The Justice Department filed an appeal of a judge’s order temporarily stopping President Donald Trump’s travel ban on Saturday night, saying it’s the “sovereign prerogative" of a president to admit or exclude aliens.
On Friday a federal judge in Seattle issued the halt to Trump's executive order that temporarily bans travelers, immigrants and refugees from seven predominantly Muslim countries from entering the U.S. By early afternoon, the departments of State and Homeland Security effectively said that they had responded accordingly.
The appeal states that the district court’s ruling “conflicts with the basic principle that an alien seeking initial admission to the United States requests a privilege and has no constitutional rights regarding his application."
The Justice Department is asking that the federal judge's order be stayed pending resolution of the appeal.
It calls the ban necessary "to ensure that those approved for admission do not intend to harm Americans and that they have no ties to terrorism."
Airlines, federal agencies, foreign travelers and others scrambled throughout Saturday in response to the weekend court order.
Trump took to Twitter Saturday night to express his feelings about the judge's ruling. Trump said, "Bad people are very happy."
The appeal says the temporary restraining order by U.S. District Judge James Robart in Seattle is a broad overreach of judicial authority.
"Judicial second-guessing of the President's national security determination in itself imposes substantial harm on the federal government and the nation at large," it says. The order also imposes harm on U.S. citizens "by thwarting the legal effect of the public's chosen representative," it says.
President Trump, at Mar-a-Lago for the weekend with the first lady to attend the Red Cross Ball, had this to say when a pool reporter asked if has confident he would prevail in court: "We'll win," he replied. "For the safety of the country, we'll win."
The State Department said it had reversed cancelling visas for related foreigners, after provisionally revoking as many as 60,000 of them to comply with Trump's Jan. 27 order.
Then Homeland Security announced that it would no longer be directing airlines to prevent visa-holders affected by the order from boarding U.S.-bound planes.
The agency also said that it had suspended “any and all actions" related to putting in place the terms of the order.
However, by late Saturday afternoon, the response from international airlines still appeared in flux. Several were honoring the temporary halt, while some immigrants were still having trouble boarding planes to America.
Royal Jordanian, for example, had resumed flights from six of the seven countries -- Iraq, Syria, Libya, Yemen, Iran and Somalia -- as long as people presented valid visas or green cards.
But African immigration lawyer Julie Goldberg was struggling Saturday to arrange flights at Djibouti-Ambouli International Airport for stranded Yemeni citizens with visas.
And Goldberg said she was told by Qatar Airways and Turkish Airlines that immigrants from the seven countries are still not being allowed to fly.
Trump’s executive order also halted a refugee program from the seventh country, war-torn Syria. He issued the temporary ban following his winning campaign promise to further protect Americans from what he calls "radical Islamic terrorism."
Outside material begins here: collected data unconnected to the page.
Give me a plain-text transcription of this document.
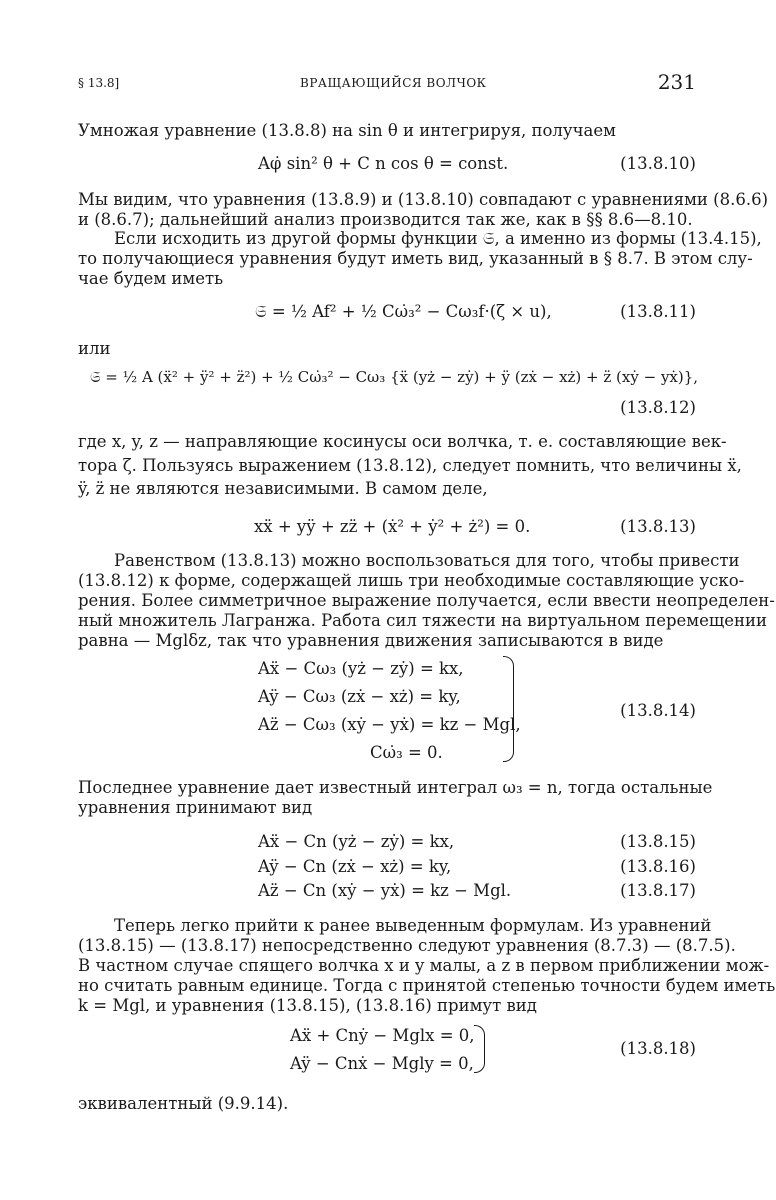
§ 13.8]	ВРАЩАЮЩИЙСЯ ВОЛЧОК	231
Умножая уравнение (13.8.8) на sin θ и интегрируя, получаем
Aφ̇ sin² θ + C n cos θ = const.	(13.8.10)
Мы видим, что уравнения (13.8.9) и (13.8.10) совпадают с уравнениями (8.6.6)
и (8.6.7); дальнейший анализ производится так же, как в §§ 8.6—8.10.
Если исходить из другой формы функции 𝔖, а именно из формы (13.4.15),
то получающиеся уравнения будут иметь вид, указанный в § 8.7. В этом слу-
чае будем иметь
𝔖 = ½ Af² + ½ Cω̇₃² − Cω₃f·(ζ × u),	(13.8.11)
или
𝔖 = ½ A (ẍ² + ÿ² + z̈²) + ½ Cω̇₃² − Cω₃ {ẍ (yż − zẏ) + ÿ (zẋ − xż) + z̈ (xẏ − yẋ)},
(13.8.12)
где x, y, z — направляющие косинусы оси волчка, т. е. составляющие век-
тора ζ. Пользуясь выражением (13.8.12), следует помнить, что величины ẍ,
ÿ, z̈ не являются независимыми. В самом деле,
xẍ + yÿ + zz̈ + (ẋ² + ẏ² + ż²) = 0.	(13.8.13)
Равенством (13.8.13) можно воспользоваться для того, чтобы привести
(13.8.12) к форме, содержащей лишь три необходимые составляющие уско-
рения. Более симметричное выражение получается, если ввести неопределен-
ный множитель Лагранжа. Работа сил тяжести на виртуальном перемещении
равна — Mglδz, так что уравнения движения записываются в виде
Aẍ − Cω₃ (yż − zẏ) = kx,
Aÿ − Cω₃ (zẋ − xż) = ky,
Az̈ − Cω₃ (xẏ − yẋ) = kz − Mgl,
Cω̇₃ = 0.
(13.8.14)
Последнее уравнение дает известный интеграл ω₃ = n, тогда остальные
уравнения принимают вид
Aẍ − Cn (yż − zẏ) = kx,	(13.8.15)
Aÿ − Cn (zẋ − xż) = ky,	(13.8.16)
Az̈ − Cn (xẏ − yẋ) = kz − Mgl.	(13.8.17)
Теперь легко прийти к ранее выведенным формулам. Из уравнений
(13.8.15) — (13.8.17) непосредственно следуют уравнения (8.7.3) — (8.7.5).
В частном случае спящего волчка x и y малы, а z в первом приближении мож-
но считать равным единице. Тогда с принятой степенью точности будем иметь
k = Mgl, и уравнения (13.8.15), (13.8.16) примут вид
Aẍ + Cnẏ − Mglx = 0,
Aÿ − Cnẋ − Mgly = 0,
(13.8.18)
эквивалентный (9.9.14).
Like last weekend, when thousands of air travelers were detained at U.S. airports because the executive order was issued with no clear warning, widespread, peaceful demonstrations broke out Saturday.
They occurred again in New York and Washington, D.C., and in such places as Philadelphia, London and Paris.
Later in the day Saturday, Trump said on Twitter: "What is our country coming to when a judge can halt a Homeland Security travel ban and anyone, even with bad intentions, can come into U.S.?" He added that "very bad and dangerous" people may now come into the U.S. because of the judge's "terrible" ruling.
Earlier, Trump called the judge who issued the temporary restraining order a “so-called judge” and vowed that the order would be “overturned!”
Trump’s tweet about Robart also resulted in criticism from Senate Minority Leader Chuck Schumer.
“The president's attack … shows a disdain for an independent judiciary that doesn't always bend to his wishes and a continued lack of respect for the Constitution,” the New York Democrat said.
"The president's order is intended to protect the homeland and he has the constitutional authority and responsibility to protect the American people," a White House statement said.
The halt late Friday was issued by Robart, who was an appointee of George W. Bush. He said that Washington state and Minnesota had standing to challenge Trump's executive order on immigration. So he issued the temporary, nationwide restraining order based on his opinion that the states showed their case is likely to succeed.
Washington became the first state to sue over the order, and Minnesota joined the lawsuit two days later.
Federal attorneys had argued that Congress gave the president authority to make decisions on national security and immigrant entry.
The two states won a temporary restraining order while the court considers the lawsuit, which aims to permanently block Trump's order. Court challenges have been filed nationwide from states and advocacy groups.
Justice Department lawyers say about 100,000 visas -- not 60,000 -- had been revoked.
The Associated Press contributed to this report.